/pipeline-monitoring

SvelteKit webapp for pipeline monitoring and operation

Primary LanguageSvelte

Developing

Once you've installed dependencies with npm install (or pnpm install or yarn), start a development server:

npm run dev

# or start the server and open the app in a new browser tab
npm run dev -- --open

Building

Before creating a production version of your app, install an adapter for your target environment. Then:

npm run build

You can preview the built app with npm run preview, regardless of whether you installed an adapter. This should not be used to serve your app in production.

Usage

Navigate to localhost:3000/select and traverse to the folder with the generated pipeline. You should see a graph. Nodes represent components, edges represent the connections between them. If the node is red, it's dead (it's saved PID is not present). If it's green, it's running.

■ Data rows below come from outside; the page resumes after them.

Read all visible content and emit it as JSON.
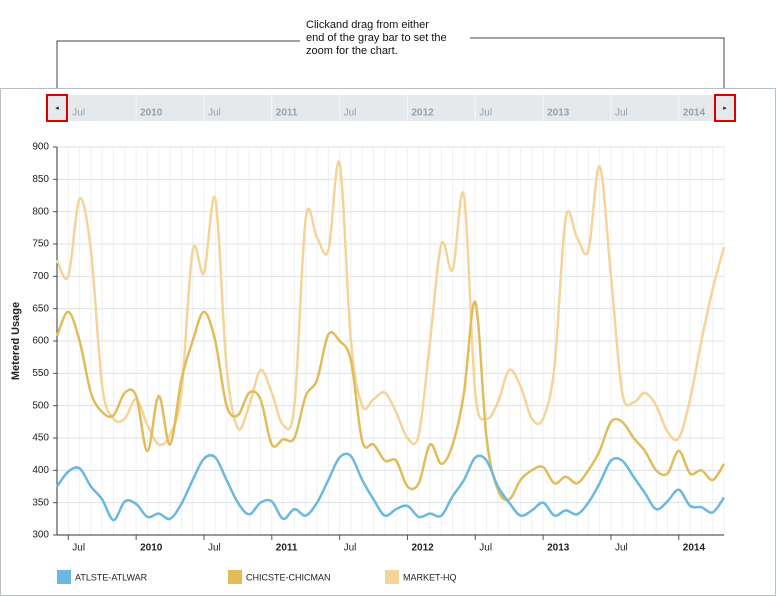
{
  "annotation": [
    "Clickand drag from either",
    "end of the gray bar to set the",
    "zoom for the chart."
  ],
  "chart_data": {
    "type": "line",
    "y_label": "Metered Usage",
    "grid": true,
    "smooth": true,
    "x": [
      "2009-06",
      "2009-07",
      "2009-08",
      "2009-09",
      "2009-10",
      "2009-11",
      "2009-12",
      "2010-01",
      "2010-02",
      "2010-03",
      "2010-04",
      "2010-05",
      "2010-06",
      "2010-07",
      "2010-08",
      "2010-09",
      "2010-10",
      "2010-11",
      "2010-12",
      "2011-01",
      "2011-02",
      "2011-03",
      "2011-04",
      "2011-05",
      "2011-06",
      "2011-07",
      "2011-08",
      "2011-09",
      "2011-10",
      "2011-11",
      "2011-12",
      "2012-01",
      "2012-02",
      "2012-03",
      "2012-04",
      "2012-05",
      "2012-06",
      "2012-07",
      "2012-08",
      "2012-09",
      "2012-10",
      "2012-11",
      "2012-12",
      "2013-01",
      "2013-02",
      "2013-03",
      "2013-04",
      "2013-05",
      "2013-06",
      "2013-07",
      "2013-08",
      "2013-09",
      "2013-10",
      "2013-11",
      "2013-12",
      "2014-01",
      "2014-02",
      "2014-03",
      "2014-04",
      "2014-05"
    ],
    "xlim": [
      "2009-06",
      "2014-05"
    ],
    "xticks": [
      {
        "value": "2009-07",
        "label": "Jul"
      },
      {
        "value": "2010-01",
        "label": "2010"
      },
      {
        "value": "2010-07",
        "label": "Jul"
      },
      {
        "value": "2011-01",
        "label": "2011"
      },
      {
        "value": "2011-07",
        "label": "Jul"
      },
      {
        "value": "2012-01",
        "label": "2012"
      },
      {
        "value": "2012-07",
        "label": "Jul"
      },
      {
        "value": "2013-01",
        "label": "2013"
      },
      {
        "value": "2013-07",
        "label": "Jul"
      },
      {
        "value": "2014-01",
        "label": "2014"
      }
    ],
    "ylim": [
      300,
      900
    ],
    "yticks": [
      300,
      350,
      400,
      450,
      500,
      550,
      600,
      650,
      700,
      750,
      800,
      850,
      900
    ],
    "series": [
      {
        "name": "ATLSTE-ATLWAR",
        "color": "#6bb8e0",
        "values": [
          375,
          398,
          403,
          375,
          355,
          323,
          352,
          348,
          328,
          333,
          325,
          348,
          385,
          418,
          420,
          385,
          350,
          332,
          350,
          352,
          325,
          340,
          330,
          350,
          385,
          420,
          422,
          385,
          355,
          330,
          340,
          345,
          328,
          333,
          330,
          360,
          385,
          420,
          415,
          375,
          350,
          330,
          338,
          350,
          330,
          338,
          332,
          350,
          380,
          415,
          415,
          390,
          365,
          340,
          352,
          370,
          345,
          343,
          335,
          358
        ]
      },
      {
        "name": "CHICSTE-CHICMAN",
        "color": "#e0bd5a",
        "values": [
          608,
          645,
          600,
          520,
          490,
          485,
          520,
          515,
          430,
          515,
          440,
          540,
          600,
          645,
          600,
          500,
          485,
          520,
          510,
          440,
          448,
          450,
          515,
          540,
          610,
          600,
          570,
          445,
          440,
          415,
          415,
          375,
          380,
          440,
          410,
          440,
          520,
          660,
          450,
          370,
          355,
          385,
          400,
          405,
          380,
          390,
          380,
          400,
          430,
          475,
          475,
          450,
          430,
          400,
          395,
          430,
          395,
          400,
          385,
          410
        ]
      },
      {
        "name": "MARKET-HQ",
        "color": "#f5d49a",
        "values": [
          725,
          700,
          820,
          740,
          530,
          480,
          480,
          510,
          470,
          440,
          455,
          520,
          740,
          705,
          820,
          560,
          465,
          500,
          555,
          520,
          470,
          500,
          790,
          760,
          740,
          875,
          600,
          500,
          510,
          520,
          490,
          450,
          455,
          600,
          750,
          710,
          825,
          520,
          480,
          505,
          555,
          530,
          480,
          480,
          560,
          790,
          760,
          740,
          870,
          700,
          520,
          505,
          520,
          500,
          460,
          450,
          510,
          600,
          680,
          745
        ]
      }
    ]
  }
}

The edge color also represents if the data flow is okay or not. Recall that an edge is also represented by a log file, where all data transferred on that edge are logged to. Currently, a crude metric is used: the application keeps track of the last five modification dates of the log file. From these modifications, the average time between modifications is computed. Then, if the duration between the current time and the last modification is less than two times the average modification time, the edge is colored green, otherwise it's colored red.

The rationale behind this metric is the traffic on an edge typically comes in bursts, for example when an ASR produces an hypothesis, or when an MT translates something. The duration between bursts also heavily depends on the current audio situation: if there is a little speech, the bursts will have big delays between them, which is why the average is computed only using the last five durations. Because there can be natural pauses in the speech, the two-times multiplication factor when determining the treshold is also used.

Of course, these two constants (last X durations and the threshold multiplier) are hand-picked, can and likely will change, as the application will be deployed in real-life scenarios.